Consistent hashing was introduced by David Karger, Eric Lehman, Tom Leighton, Matthew Levine, Daniel Lewin, and Rina Panigrahy in their 1997 paper “Consistent Hashing and Random Trees: Distributed Caching Protocols for Relieving Hot Spots on the World Wide Web.” The paper describes a family of caching protocols for distributed networks that scale gracefully as the network grows, built on a special kind of hashing the authors call consistent hashing.

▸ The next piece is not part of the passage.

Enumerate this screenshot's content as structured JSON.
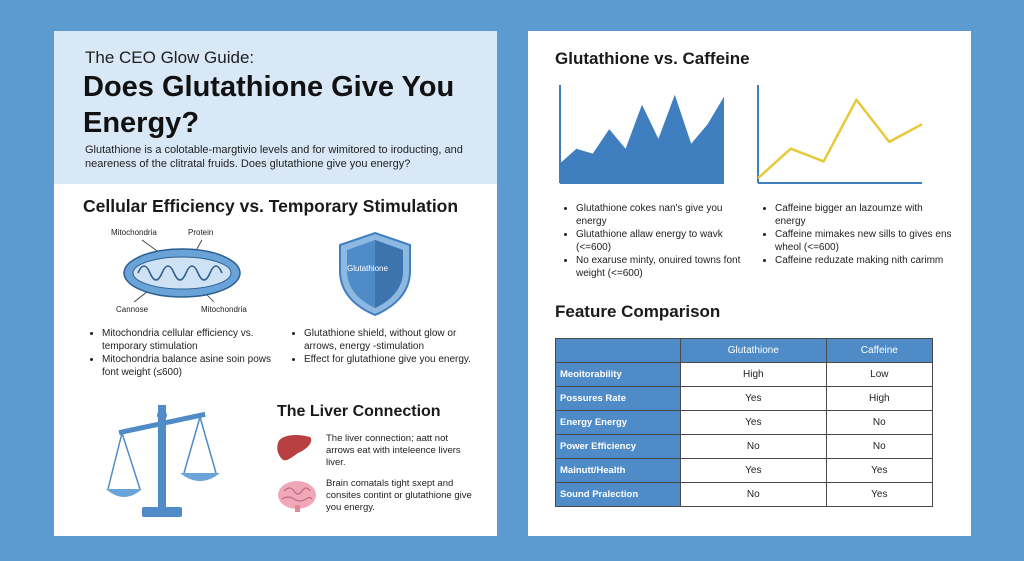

The problem it solves is rebalancing. With ordinary hashing, such as taking a key’s hash modulo the number of servers, changing the number of servers reshuffles almost every key to a new server. The Karger paper defines a consistent hash function as one that changes minimally as the range of the function changes. Roughly, both keys and servers are mapped onto the same abstract ring, and a key is assigned to the next server it meets going around the ring. When a server is added or removed, only the keys in its immediate neighborhood move; the rest stay put.

This property is exactly what large distributed datastores need to grow and shrink without disruption. Amazon’s Dynamo paper adopts a variant of consistent hashing as its core partitioning scheme: the output range of a hash function is treated as a ring, each node is assigned a position on it, and each data item’s key is hashed to find the node responsible for it. The Dynamo authors note that the principal advantage is that adding or removing a node only affects its immediate neighbors, leaving other nodes undisturbed.

Consistent hashing, often refined with virtual nodes to even out the load, underpins the data placement and rebalancing logic in systems such as Dynamo, Apache Cassandra, and many distributed caches. It is one of the quiet but essential ideas that make horizontally scalable storage practical.